Гоголь. Страшная месть (Братья Швальнеры) - страница 2

Размер шрифта
Интервал


– Вчера, на балу у Волконской ты, кажется, оставил автограф в журнале? – спросил у друга Виельгорский, когда они поравнялись с памятником Петру. Гоголь улыбнулся – затронутая Виельгорским тема была необычайно приятна ему.

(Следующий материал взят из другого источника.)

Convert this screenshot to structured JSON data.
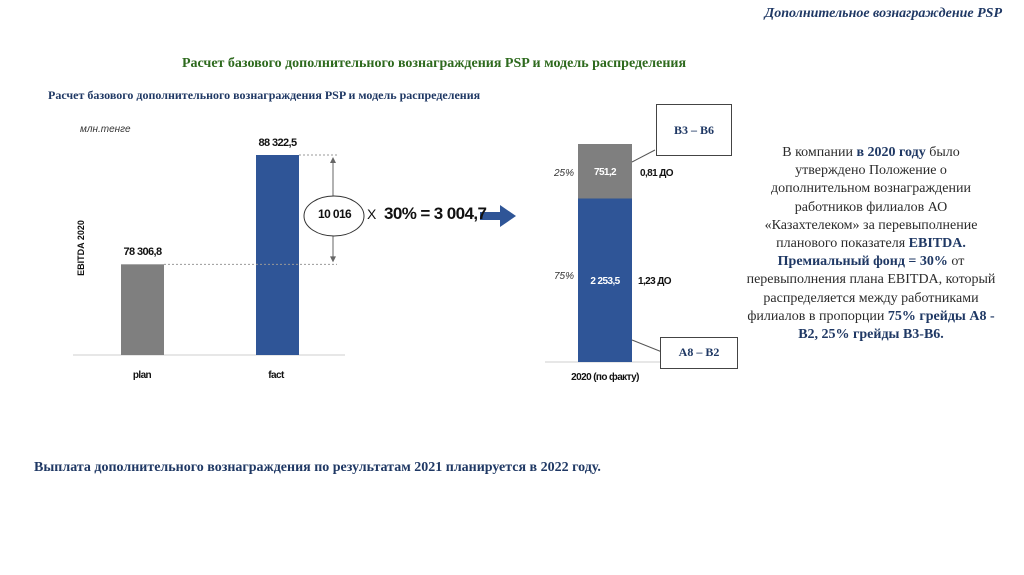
{
  "header": {
    "title": "Дополнительное вознаграждение PSP"
  },
  "slide": {
    "heading": "Расчет базового дополнительного вознаграждения PSP и модель распределения",
    "subheading": "Расчет базового дополнительного вознаграждения PSP и модель распределения"
  },
  "chart_data": [
    {
      "type": "bar",
      "unit_label": "млн.тенге",
      "ylabel": "EBITDA 2020",
      "categories": [
        "plan",
        "fact"
      ],
      "values": [
        78306.8,
        88322.5
      ],
      "value_labels": [
        "78 306,8",
        "88 322,5"
      ],
      "colors": [
        "#7f7f7f",
        "#2f5597"
      ],
      "annotation": {
        "difference": "10 016",
        "operator": "Х",
        "formula": "30% = 3 004,7"
      }
    },
    {
      "type": "bar",
      "stacked": true,
      "categories": [
        "2020 (по факту)"
      ],
      "series": [
        {
          "percent": "75%",
          "value": 2253.5,
          "label": "2 253,5",
          "note": "1,23 ДО",
          "group": "А8 – В2",
          "color": "#2f5597"
        },
        {
          "percent": "25%",
          "value": 751.2,
          "label": "751,2",
          "note": "0,81 ДО",
          "group": "В3 – В6",
          "color": "#7f7f7f"
        }
      ]
    }
  ],
  "sidebar": {
    "text_1": "В компании ",
    "bold_1": "в 2020 году",
    "text_2": " было утверждено Положение о дополнительном вознаграждении работников филиалов АО «Казахтелеком» за перевыполнение планового показателя ",
    "bold_2": "EBITDA. Премиальный фонд = 30%",
    "text_3": " от перевыполнения плана EBITDA, который распределяется между работниками филиалов в пропорции ",
    "bold_3": "75% грейды А8 - В2, 25% грейды В3-В6."
  },
  "footer": {
    "text": "Выплата дополнительного вознаграждения по результатам  2021 планируется в 2022 году."
  }
}
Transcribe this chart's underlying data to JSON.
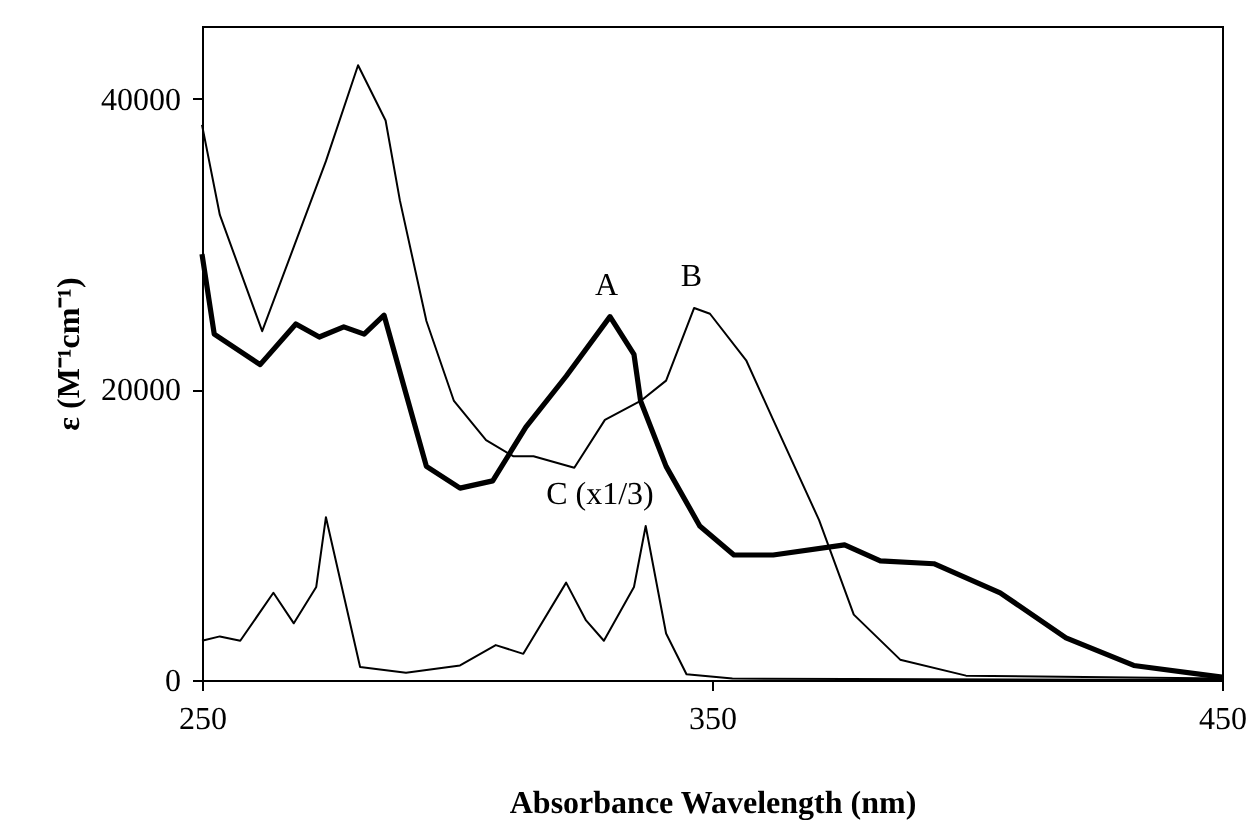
{
  "chart_data": {
    "type": "line",
    "xlabel": "Absorbance Wavelength (nm)",
    "ylabel": "ε (M⁻¹cm⁻¹)",
    "xlim": [
      250,
      450
    ],
    "xticks": [
      250,
      350,
      450
    ],
    "ylim": [
      0,
      45000
    ],
    "yticks": [
      0,
      20000,
      40000
    ],
    "grid": false,
    "marker": "none",
    "line_style": "solid",
    "annotations": [
      {
        "text": "A",
        "x": 330,
        "y": 25000
      },
      {
        "text": "B",
        "x": 346.5,
        "y": 25600
      },
      {
        "text": "C (x1/3)",
        "x": 337,
        "y": 10600
      }
    ],
    "series": [
      {
        "color": "#000000",
        "x": [
          250,
          252.4,
          261.4,
          268.4,
          273,
          277.8,
          281.8,
          285.7,
          290,
          294,
          300.6,
          307,
          313.5,
          321.4,
          330,
          334.7,
          336,
          341,
          347.6,
          354.3,
          362,
          376,
          383,
          393.5,
          406.5,
          419.4,
          432.7,
          450
        ],
        "values": [
          29300,
          23800,
          21700,
          24500,
          23600,
          24300,
          23800,
          25100,
          19700,
          14700,
          13200,
          13700,
          17400,
          20900,
          25000,
          22400,
          19200,
          14700,
          10600,
          8600,
          8600,
          9300,
          8200,
          8000,
          6000,
          2900,
          1000,
          200
        ]
      },
      {
        "color": "#000000",
        "x": [
          250,
          253.5,
          261.8,
          268,
          274.3,
          280.6,
          286,
          288.8,
          294,
          299.4,
          305.7,
          311,
          315,
          323,
          329,
          336,
          341,
          346.5,
          349.6,
          356.7,
          362,
          371,
          377.8,
          386.9,
          399.8,
          450
        ],
        "values": [
          38200,
          32000,
          24000,
          29800,
          35700,
          42300,
          38500,
          33000,
          24700,
          19200,
          16500,
          15400,
          15400,
          14600,
          17900,
          19200,
          20600,
          25600,
          25200,
          22000,
          17900,
          11000,
          4500,
          1400,
          300,
          100
        ]
      },
      {
        "color": "#000000",
        "x": [
          250,
          253.5,
          257.5,
          264,
          268,
          272.4,
          274.3,
          278,
          281,
          290,
          300.6,
          307.6,
          313,
          321.4,
          325.3,
          328.8,
          334.7,
          337,
          341,
          345,
          354,
          450
        ],
        "values": [
          2700,
          3000,
          2700,
          6000,
          3900,
          6400,
          11200,
          5500,
          900,
          500,
          1000,
          2400,
          1800,
          6700,
          4100,
          2700,
          6400,
          10600,
          3200,
          400,
          100,
          0
        ]
      }
    ]
  }
}
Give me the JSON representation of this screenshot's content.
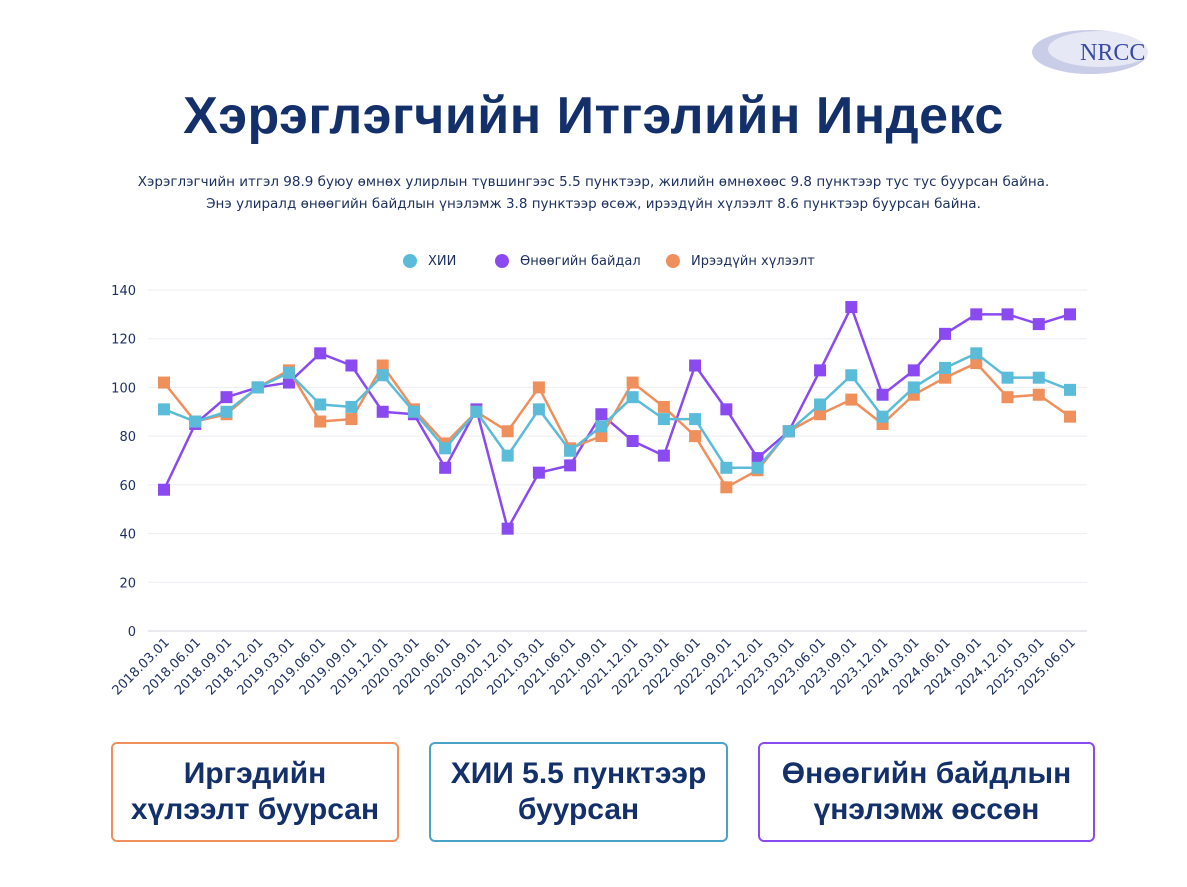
{
  "header": {
    "logo_text": "NRCC",
    "title": "Хэрэглэгчийн Итгэлийн Индекс",
    "subtitle_lines": [
      "Хэрэглэгчийн итгэл 98.9 буюу өмнөх улирлын түвшингээс 5.5 пунктээр, жилийн өмнөхөөс 9.8 пунктээр тус тус буурсан байна.",
      "Энэ улиралд өнөөгийн байдлын үнэлэмж 3.8 пунктээр өсөж, ирээдүйн хүлээлт 8.6 пунктээр буурсан байна."
    ]
  },
  "chart_data": {
    "type": "line",
    "x": [
      "2018.03.01",
      "2018.06.01",
      "2018.09.01",
      "2018.12.01",
      "2019.03.01",
      "2019.06.01",
      "2019.09.01",
      "2019.12.01",
      "2020.03.01",
      "2020.06.01",
      "2020.09.01",
      "2020.12.01",
      "2021.03.01",
      "2021.06.01",
      "2021.09.01",
      "2021.12.01",
      "2022.03.01",
      "2022.06.01",
      "2022.09.01",
      "2022.12.01",
      "2023.03.01",
      "2023.06.01",
      "2023.09.01",
      "2023.12.01",
      "2024.03.01",
      "2024.06.01",
      "2024.09.01",
      "2024.12.01",
      "2025.03.01",
      "2025.06.01"
    ],
    "series": [
      {
        "name": "ХИИ",
        "color": "#5bbcd9",
        "values": [
          91,
          86,
          90,
          100,
          106,
          93,
          92,
          105,
          90,
          75,
          90,
          72,
          91,
          74,
          84,
          96,
          87,
          87,
          67,
          67,
          82,
          93,
          105,
          88,
          100,
          108,
          114,
          104,
          104,
          99
        ]
      },
      {
        "name": "Өнөөгийн байдал",
        "color": "#8a4af0",
        "values": [
          58,
          85,
          96,
          100,
          102,
          114,
          109,
          90,
          89,
          67,
          91,
          42,
          65,
          68,
          89,
          78,
          72,
          109,
          91,
          71,
          82,
          107,
          133,
          97,
          107,
          122,
          130,
          130,
          126,
          130
        ]
      },
      {
        "name": "Ирээдүйн хүлээлт",
        "color": "#ef8f5c",
        "values": [
          102,
          86,
          89,
          100,
          107,
          86,
          87,
          109,
          91,
          77,
          90,
          82,
          100,
          75,
          80,
          102,
          92,
          80,
          59,
          66,
          82,
          89,
          95,
          85,
          97,
          104,
          110,
          96,
          97,
          88
        ]
      }
    ],
    "ylim": [
      0,
      140
    ],
    "yticks": [
      0,
      20,
      40,
      60,
      80,
      100,
      120,
      140
    ],
    "grid": true,
    "legend_position": "top-center"
  },
  "boxes": [
    {
      "lines": [
        "Иргэдийн",
        "хүлээлт буурсан"
      ],
      "color": "#ef8f5c"
    },
    {
      "lines": [
        "ХИИ 5.5 пунктээр",
        "буурсан"
      ],
      "color": "#4aa3c6"
    },
    {
      "lines": [
        "Өнөөгийн байдлын",
        "үнэлэмж өссөн"
      ],
      "color": "#8a4af0"
    }
  ]
}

– И это не просто автограф. Это несколько строк из «Ночей на вилле».


Зинаида Волконская


«Ночи на вилле» – так называлась повесть Гоголя, посвященная Виельгорскому. От природы больной и последнее время все чаще страдающий приступами своего, крайне истощающего организм, заболевания, Виельгорский несколько недель тому назад оказался практически при смерти в загородном доме Волконской, который в узком кругу приятелей именовался «виллой». Тогда одно только присутствие Гоголя, его еженощные бдения и старания у постели больного смогли облегчить страдания и принести то, что болезнь на какое-то время отступила, оставив юношу в покое. Впечатленный чудесным спасением друга, Гоголь написал о своих чувствах и мыслях в небольшой повести, посвященной Иосифу Михайловичу. Строки из нее вчера украсили альбом хозяйки бала, которой друзья обязаны были своим знакомством.

– И, конечно, обо мне?

– Вся повесть о тебе, разве могут быть там строки о ком-то другом?

– Господи, именно поэтому, как выясняется, вчера все присутствующие смотрели на меня такими странными взглядами.

– Что ты имеешь в виду?

– Ты лучше у них спроси, что они имеют в виду, когда заговорщицки подмигивают при виде нас, подобострастно улыбаются и поговаривают о неких «особенных» отношениях, от природы не свойственных мужчинам, подразумевая нас с тобой…

– Глупости и беспримерные по абсурдности светские сплетни! Неужели ты мало слышал их на своем коротком веку, чтобы всерьез пускаться в обсуждения или комментарии относительно словоблудия зевак?

– Я разделяю твою точку зрения, но все-таки тебе пора жениться.

– Уж не затем ли, чтобы избежать перемывания костей в присутствии сиятельных княгинь?

– Конечно, нет.

– А зачем тогда?

– Послушай, Николя, сколько тебе нынче лет?

– Тридцать шесть.

– Так. А сколько было обожаемому тобой Пушкину, когда он в расцвете лет волею случая покинул эту бренную землю, прервав течение таланта, данного ему свыше, который мог бы еще сослужить добрую службу всем нам, его почитателям?

– Кажется, тридцать семь.

– Вот. Не хочешь ли ты оставить нас без твоего наследника, без продолжателя дела и рода великого Гоголя-Яновского?

– Глупости, – отмахнулся Гоголь. – Еще Шекспир говорил, что на детях великих природа отдыхает.

– Пусть так, но классик твоего уровня, писатель мировой величины все же не имеет права уйти по-английски.